Gerçeker’in bu soruya verdiği
yanıt şöyle:
“Ben Bölge Adliye Mahkemeleri (istinaf mahkemeleri) devreye girinceye kadar geçici artırma talebinde bulundum. Çünkü Bölge Adliye Mahkemeleri devreye girmedi. Bu talebin üzerinden iki yıl geçti. Şimdi,
bölge idare mahkemelerinin haziranda devreye gireceği söyleniyor. Bu durumda Yargıtay’ın daire ve üye sayısını artırmaya ihtiyaç kalmaz. Ben de zaten bölge
adliye mahkemeleri devreye girinceye kadar şartıyla talep etmiştim. Bu mahkemeler devreye girdiğinde görevleri sona ermek üzere talepte bulunmuştum.
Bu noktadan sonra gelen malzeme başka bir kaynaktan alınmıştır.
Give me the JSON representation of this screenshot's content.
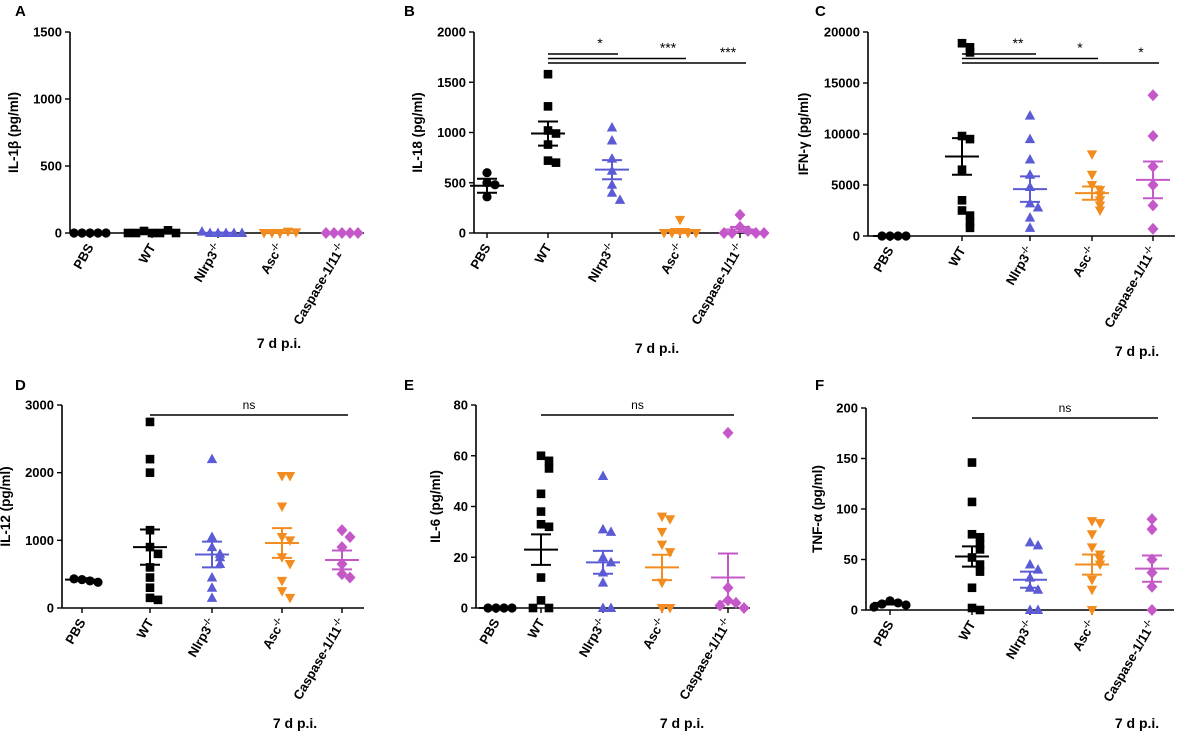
{
  "colors": {
    "PBS": "#000000",
    "WT": "#000000",
    "Nlrp3": "#5b5bd6",
    "Asc": "#f28c1e",
    "Casp": "#c558c9"
  },
  "chart_data": [
    {
      "panel": "A",
      "type": "scatter",
      "ylabel": "IL-1β (pg/ml)",
      "ylim": [
        0,
        1500
      ],
      "yticks": [
        0,
        500,
        1000,
        1500
      ],
      "xlabel": "7 d p.i.",
      "categories": [
        {
          "key": "PBS",
          "label": "PBS",
          "marker": "circle",
          "values": [
            0,
            0,
            0,
            0,
            0
          ]
        },
        {
          "key": "WT",
          "label": "WT",
          "marker": "square",
          "values": [
            0,
            0,
            15,
            20,
            0,
            0,
            0
          ]
        },
        {
          "key": "Nlrp3",
          "label": "Nlrp3",
          "sup": "-/-",
          "marker": "triangle",
          "values": [
            0,
            0,
            0,
            0,
            10,
            0
          ]
        },
        {
          "key": "Asc",
          "label": "Asc",
          "sup": "-/-",
          "marker": "tri-down",
          "values": [
            0,
            10,
            0,
            5,
            0
          ]
        },
        {
          "key": "Casp",
          "label": "Caspase-1/11",
          "sup": "-/-",
          "marker": "diamond",
          "values": [
            0,
            0,
            0,
            0,
            0
          ]
        }
      ],
      "means": [
        0,
        5,
        2,
        3,
        0
      ],
      "sems": [
        0,
        3,
        2,
        2,
        0
      ],
      "brackets": []
    },
    {
      "panel": "B",
      "type": "scatter",
      "ylabel": "IL-18 (pg/ml)",
      "ylim": [
        0,
        2000
      ],
      "yticks": [
        0,
        500,
        1000,
        1500,
        2000
      ],
      "xlabel": "7 d p.i.",
      "categories": [
        {
          "key": "PBS",
          "label": "PBS",
          "marker": "circle",
          "values": [
            600,
            500,
            480,
            360
          ]
        },
        {
          "key": "WT",
          "label": "WT",
          "marker": "square",
          "values": [
            1580,
            1260,
            1020,
            990,
            880,
            720,
            700
          ]
        },
        {
          "key": "Nlrp3",
          "label": "Nlrp3",
          "sup": "-/-",
          "marker": "triangle",
          "values": [
            1050,
            920,
            740,
            620,
            480,
            400,
            330
          ]
        },
        {
          "key": "Asc",
          "label": "Asc",
          "sup": "-/-",
          "marker": "tri-down",
          "values": [
            130,
            10,
            0,
            0,
            0,
            0
          ]
        },
        {
          "key": "Casp",
          "label": "Caspase-1/11",
          "sup": "-/-",
          "marker": "diamond",
          "values": [
            180,
            60,
            20,
            0,
            0,
            0,
            0
          ]
        }
      ],
      "means": [
        470,
        990,
        630,
        20,
        35
      ],
      "sems": [
        70,
        120,
        95,
        20,
        25
      ],
      "brackets": [
        {
          "from": 1,
          "to": 2,
          "label": "*"
        },
        {
          "from": 1,
          "to": 3,
          "label": "***"
        },
        {
          "from": 1,
          "to": 4,
          "label": "***"
        }
      ]
    },
    {
      "panel": "C",
      "type": "scatter",
      "ylabel": "IFN-γ (pg/ml)",
      "ylim": [
        0,
        20000
      ],
      "yticks": [
        0,
        5000,
        10000,
        15000,
        20000
      ],
      "xlabel": "7 d p.i.",
      "categories": [
        {
          "key": "PBS",
          "label": "PBS",
          "marker": "circle",
          "values": [
            0,
            0,
            0,
            0
          ]
        },
        {
          "key": "WT",
          "label": "WT",
          "marker": "square",
          "values": [
            18900,
            18500,
            18000,
            9800,
            9500,
            6500,
            3500,
            2500,
            2000,
            1300,
            800
          ]
        },
        {
          "key": "Nlrp3",
          "label": "Nlrp3",
          "sup": "-/-",
          "marker": "triangle",
          "values": [
            11800,
            9500,
            7500,
            6000,
            4800,
            3200,
            2800,
            1800,
            800
          ]
        },
        {
          "key": "Asc",
          "label": "Asc",
          "sup": "-/-",
          "marker": "tri-down",
          "values": [
            8000,
            6000,
            5000,
            4500,
            4000,
            3500,
            3000,
            2500
          ]
        },
        {
          "key": "Casp",
          "label": "Caspase-1/11",
          "sup": "-/-",
          "marker": "diamond",
          "values": [
            13800,
            9800,
            6800,
            5000,
            3000,
            700
          ]
        }
      ],
      "means": [
        0,
        7800,
        4600,
        4200,
        5500
      ],
      "sems": [
        0,
        1800,
        1250,
        650,
        1800
      ],
      "brackets": [
        {
          "from": 1,
          "to": 2,
          "label": "**"
        },
        {
          "from": 1,
          "to": 3,
          "label": "*"
        },
        {
          "from": 1,
          "to": 4,
          "label": "*"
        }
      ]
    },
    {
      "panel": "D",
      "type": "scatter",
      "ylabel": "IL-12 (pg/ml)",
      "ylim": [
        0,
        3000
      ],
      "yticks": [
        0,
        1000,
        2000,
        3000
      ],
      "xlabel": "7 d p.i.",
      "categories": [
        {
          "key": "PBS",
          "label": "PBS",
          "marker": "circle",
          "values": [
            420,
            400,
            430,
            380
          ]
        },
        {
          "key": "WT",
          "label": "WT",
          "marker": "square",
          "values": [
            2750,
            2200,
            2000,
            1150,
            900,
            800,
            600,
            450,
            300,
            150,
            120
          ]
        },
        {
          "key": "Nlrp3",
          "label": "Nlrp3",
          "sup": "-/-",
          "marker": "triangle",
          "values": [
            2200,
            1050,
            900,
            800,
            750,
            650,
            450,
            300,
            150
          ]
        },
        {
          "key": "Asc",
          "label": "Asc",
          "sup": "-/-",
          "marker": "tri-down",
          "values": [
            1950,
            1950,
            1500,
            1050,
            1000,
            750,
            650,
            400,
            250,
            150
          ]
        },
        {
          "key": "Casp",
          "label": "Caspase-1/11",
          "sup": "-/-",
          "marker": "diamond",
          "values": [
            1150,
            1050,
            900,
            650,
            500,
            450
          ]
        }
      ],
      "means": [
        420,
        900,
        790,
        960,
        710
      ],
      "sems": [
        20,
        260,
        190,
        220,
        140
      ],
      "brackets": [
        {
          "from": 1,
          "to": 4,
          "label": "ns"
        }
      ]
    },
    {
      "panel": "E",
      "type": "scatter",
      "ylabel": "IL-6 (pg/ml)",
      "ylim": [
        0,
        80
      ],
      "yticks": [
        0,
        20,
        40,
        60,
        80
      ],
      "xlabel": "7 d p.i.",
      "categories": [
        {
          "key": "PBS",
          "label": "PBS",
          "marker": "circle",
          "values": [
            0,
            0,
            0,
            0
          ]
        },
        {
          "key": "WT",
          "label": "WT",
          "marker": "square",
          "values": [
            60,
            58,
            55,
            45,
            38,
            33,
            32,
            12,
            3,
            0,
            0
          ]
        },
        {
          "key": "Nlrp3",
          "label": "Nlrp3",
          "sup": "-/-",
          "marker": "triangle",
          "values": [
            52,
            31,
            30,
            20,
            18,
            14,
            10,
            0,
            0
          ]
        },
        {
          "key": "Asc",
          "label": "Asc",
          "sup": "-/-",
          "marker": "tri-down",
          "values": [
            36,
            35,
            30,
            25,
            22,
            10,
            0,
            0
          ]
        },
        {
          "key": "Casp",
          "label": "Caspase-1/11",
          "sup": "-/-",
          "marker": "diamond",
          "values": [
            69,
            8,
            3,
            2,
            1,
            0
          ]
        }
      ],
      "means": [
        0,
        23,
        18,
        16,
        12
      ],
      "sems": [
        0,
        6,
        4.5,
        5,
        9.5
      ],
      "brackets": [
        {
          "from": 1,
          "to": 4,
          "label": "ns"
        }
      ]
    },
    {
      "panel": "F",
      "type": "scatter",
      "ylabel": "TNF-α (pg/ml)",
      "ylim": [
        0,
        200
      ],
      "yticks": [
        0,
        50,
        100,
        150,
        200
      ],
      "xlabel": "7 d p.i.",
      "categories": [
        {
          "key": "PBS",
          "label": "PBS",
          "marker": "circle",
          "values": [
            9,
            7,
            6,
            5,
            3
          ]
        },
        {
          "key": "WT",
          "label": "WT",
          "marker": "square",
          "values": [
            146,
            107,
            75,
            72,
            65,
            60,
            52,
            45,
            38,
            22,
            2,
            0
          ]
        },
        {
          "key": "Nlrp3",
          "label": "Nlrp3",
          "sup": "-/-",
          "marker": "triangle",
          "values": [
            67,
            64,
            45,
            40,
            32,
            22,
            20,
            0,
            0
          ]
        },
        {
          "key": "Asc",
          "label": "Asc",
          "sup": "-/-",
          "marker": "tri-down",
          "values": [
            88,
            86,
            75,
            62,
            55,
            50,
            45,
            30,
            20,
            0
          ]
        },
        {
          "key": "Casp",
          "label": "Caspase-1/11",
          "sup": "-/-",
          "marker": "diamond",
          "values": [
            90,
            80,
            50,
            37,
            23,
            0
          ]
        }
      ],
      "means": [
        7,
        53,
        30,
        45,
        41
      ],
      "sems": [
        1.5,
        10,
        8,
        10,
        13
      ],
      "brackets": [
        {
          "from": 1,
          "to": 4,
          "label": "ns"
        }
      ]
    }
  ]
}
Bu halde bölge adliye mahkemeleri haziranda devreye girecekse, daire ve üye sayısını artırmaya gerek yok. Bu mahkemeler devreye girdiğinde Yargıtay’ın iş yükü azalır ve biriken dosyaları da en geç 2-3 yıl içinde eritmiş oluruz. Bizim tutumumuzda bu nedenle bir çelişki yok.”
Öztürk: “Nedeni
HSYK’dır”
CHP, Yargıtay ve Danıştay’ın daire ve üye sayısının artırılmasını, toplumsal direniş şartlarını oluşturacak kadar önemli buluyor. Bu çağrıyı yapan 10 milletvekilinden biri olan Adalet Komisyonu Üyesi CHP
Mersin Milletvekili Ali Rıza Öztürk, şu değerlendirmeyi yaptı:
“
Hükümet 2008 yılında TBMM’ye Yargıtay’ın daire sayısını 32’den 20’ye ve üye sayısını da 250’den 150’ye indiren bir tasarı getirdi. Bu tasarıyı dönemin
Adalet Bakanı Mehmet Ali
Şahin ve Komisyon Başkanı
Ahmet İyimaya hararetle savundular. Şimdi ise hükümet ve
komisyon başkanı tersini savunuyorlar. Bunun nedeni
Hâkimler ve Savcılar Yüksek Kurulu’dur (HSYK). İki yıl önce HSYK’ya istedikleri atamayı yaptıramıyorlardı. Bu nedenle üye sayısını düşürerek Yargıtay’a hâkim olmak istediler. Şimdi ise yeni HSYK’dan istedikleri atamayı yaptıracaklarını düşünüyorlar. Bu nedenle bu kez de üye sayısını artırarak Yargıtay’a hâkim olacaklar. Bütün mesele budur. Yargıtay’a ve aynı yöntemle Danıştay’a da hâkim olunca yargı kontrolleri altına girecek. Bizim toplumsal direniş hakkı doğar derken kastettiğimiz bu koşullardır.”
“İddia ediyorum”
Öztürk, tasarının yasalaşmasından sonra HSYK’ya bir liste geleceğini öne sürdü ve şöyle konuştu:
“İddia ediyorum bu tasarı yasalaşırsa olacaklar bellidir. Adalet Bakanı, Başbakan’ın onayıyla HSYK’ya el altından bir liste gönderecek ve HSYK o listedekilerin hepsini Yargıtay üyeliğine seçecek. Bunu bugünden söylüyorum ve böyle olduğunu kamuoyu görecektir.”
İki tasarı var
Öztürk, 2008’de getirilen ve Adalet Komisyonu’nun alt komisyona
havale ettiği tasarının da görüşülmeyi beklediğini belirterek, şöyle devam etti:
“Şimdi ortada iki
yasa tasarısı var. Birisi Yargıtay’ın üye sayısının 150’ye inmesini öngörüyor, ikincisi ise 387’ye çıkmasını düzenliyor. Çelişki buradadır ve hükümete aittir. İki tasarı da komisyondadır.”